YotaPhone 2: tutto quello che gli amanti degli ebook devono sapere sullo smartphone russo con due display

Gli amici di Vodafone mi hanno dato la possibilità di provare lo YotaPhone 2, lo smartphone con due schermi: uno LCD e uno a inchiostro elettronico (EPD); il risultato del matrimonio tra un ereader e uno smartphone, insomma.

Diciamolo subito: è un ottimo smartphone Android di fascia alta. Ma se vi interessa un’analisi delle caratteristiche “tradizionali” del telefono, questo non è il post giusto (leggetevi magari una recensione come questa di techcrunch).

Su cosa pensate che si concentri l’attenzione di un editor quando ha in mano un oggetto simile? Ma la lettura, naturalmente. Ecco quindi le risposte alle domande che frullavano in testa a noi amanti dei libri.

Si legge bene?

La risposta non può essere semplice, perché ognuno di noi ha abitudini di lettura diverse.

Per quanto riguarda le dimensioni, ognuno ha i suoi gusti: lo schermo è 4,7”. Personalmente non amo leggere sugli schermi piccoli, ma per esempio questo display è simile a quello del Kobo Mini (5”) e più grande di quello degli iPhone (a eccezione del 6 Plus).

YotaPhone a confronto con un libro, un iPad Mini, un Kindle PaperWhite e un iPhone
YotaPhone 2 a confronto con un libro, un iPad Mini, un Kindle PaperWhite e un iPhone

Il display a inchiostro elettronico non ha niente da invidiare a quello di un “ereader vero”: scala di grigi a 16 livelli, 960*540 e 235 ppi (Kindle 176 ppi, Kindle PaperWhite 212 ppi).

Quindi secondo me la lettura è molto più riposante che su uno schermo retroilluminato come quello di un iPad e garantisce una resa paragonabile a quella di un ereader tradizionale come Kobo o Kindle.

Una chicca per i nostalgici dei tasti fisici – non siate timidi, so che ci siete – è possibile girare le pagine utilizzando i tasti di regolazione del volume.

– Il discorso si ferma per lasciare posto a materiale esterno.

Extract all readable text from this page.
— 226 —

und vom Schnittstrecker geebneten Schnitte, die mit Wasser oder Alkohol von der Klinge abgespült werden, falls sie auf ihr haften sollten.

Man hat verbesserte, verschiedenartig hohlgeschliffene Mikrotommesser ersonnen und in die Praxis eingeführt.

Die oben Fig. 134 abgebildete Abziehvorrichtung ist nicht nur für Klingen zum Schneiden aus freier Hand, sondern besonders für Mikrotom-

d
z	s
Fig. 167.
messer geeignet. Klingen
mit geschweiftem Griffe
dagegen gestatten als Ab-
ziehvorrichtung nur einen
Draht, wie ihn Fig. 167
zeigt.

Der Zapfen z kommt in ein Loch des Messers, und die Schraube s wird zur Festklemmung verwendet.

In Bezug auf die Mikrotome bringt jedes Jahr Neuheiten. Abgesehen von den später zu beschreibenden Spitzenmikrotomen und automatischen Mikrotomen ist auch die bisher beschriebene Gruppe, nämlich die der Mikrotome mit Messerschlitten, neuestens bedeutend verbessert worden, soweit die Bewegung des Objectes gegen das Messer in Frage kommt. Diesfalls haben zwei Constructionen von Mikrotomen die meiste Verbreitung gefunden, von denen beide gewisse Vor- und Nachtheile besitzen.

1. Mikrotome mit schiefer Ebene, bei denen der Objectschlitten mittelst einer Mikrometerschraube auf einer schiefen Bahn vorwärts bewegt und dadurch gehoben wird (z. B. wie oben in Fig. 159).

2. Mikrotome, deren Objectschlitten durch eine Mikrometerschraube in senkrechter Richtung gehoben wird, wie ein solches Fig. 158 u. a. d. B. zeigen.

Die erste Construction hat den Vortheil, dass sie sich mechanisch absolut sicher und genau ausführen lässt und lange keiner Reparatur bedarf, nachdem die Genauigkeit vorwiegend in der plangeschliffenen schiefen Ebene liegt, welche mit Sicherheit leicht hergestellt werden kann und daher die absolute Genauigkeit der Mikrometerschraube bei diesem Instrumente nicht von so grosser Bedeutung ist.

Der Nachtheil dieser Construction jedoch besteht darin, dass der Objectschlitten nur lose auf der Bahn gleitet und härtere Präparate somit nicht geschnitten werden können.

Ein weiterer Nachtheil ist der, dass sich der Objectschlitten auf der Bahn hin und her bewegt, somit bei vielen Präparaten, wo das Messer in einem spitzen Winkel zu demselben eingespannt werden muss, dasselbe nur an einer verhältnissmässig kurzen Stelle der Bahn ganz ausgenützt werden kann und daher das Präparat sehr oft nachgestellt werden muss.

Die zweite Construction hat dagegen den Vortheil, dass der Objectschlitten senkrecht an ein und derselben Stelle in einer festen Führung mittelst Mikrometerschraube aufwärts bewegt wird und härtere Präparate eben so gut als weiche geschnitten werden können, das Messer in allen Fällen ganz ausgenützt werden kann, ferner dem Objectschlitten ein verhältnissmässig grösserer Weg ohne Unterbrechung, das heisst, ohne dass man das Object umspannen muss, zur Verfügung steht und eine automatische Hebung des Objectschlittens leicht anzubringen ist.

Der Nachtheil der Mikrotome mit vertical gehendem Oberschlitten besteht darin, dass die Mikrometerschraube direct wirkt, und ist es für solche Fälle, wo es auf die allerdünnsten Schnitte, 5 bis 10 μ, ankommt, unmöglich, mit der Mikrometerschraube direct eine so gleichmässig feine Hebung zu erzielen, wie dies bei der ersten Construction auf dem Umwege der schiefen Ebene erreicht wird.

Veniamo alle note dolenti: ho notato un certo effetto ghosting che non ho mai rilevato sul mio Kindle PaperWhite (la frequenza di aggiornamento dello schermo è di 0,12 sec). Inoltre non sono riuscita a trovare un modo per regolare il contrasto, ma credo che ciò non sia possibile nemmeno nella maggior parte degli ereader (appassionati, sentitevi liberi di smentirmi nei commenti).

Si legge bene anche con la luce diretta del sole?

YotaPhone 2 sotto la luce diretta del soleSì, è proprio quello il bello.
Lo schermo a inchiostro elettronico non è visibile al buio, naturalmente, ma sotto i raggi diretti del sole consente una leggibilità ottima.

Quanto dura la batteria? Non rimarrò a secco dopo poche pagine?

La batteria dura decisamente di più di quella di uno smartphone, ma decisamente meno di quella di un ereader.

Il produttore dichiara una durata di 5 giorni di lettura (oltre 100 ore) con una sola ricarica. Io non posso né confermare né smentire questo dato: sono troppe le variabili che entrano in campo, ma è vero che la tecnologia alla base del secondo schermo aiuta molto.

I vantaggi in questo senso sono più che altro legati alle funzionalità dello smartphone: quando l’energia inizia a scarseggiare possiamo dirottare sullo schermo a inchiostro elettronico tutte le funzionalità e allungarne la durata. Inoltre con YotaSnap e Life after death si possono visualizzare informazioni importanti (per esempio una mappa, un appunto o una carta d’imbarco) anche quando la batteria del telefono è totalmente morta, “stampandole” sul display always on.

Cosa ci posso leggere?

Teoricamente tutto.

Praticamente lo schermo e-ink dà il meglio di sé con i libri, i feed RSS, gli SMS e gli streaming di quei social network in cui le immagini non la fanno da padrone (come Twitter per capirci).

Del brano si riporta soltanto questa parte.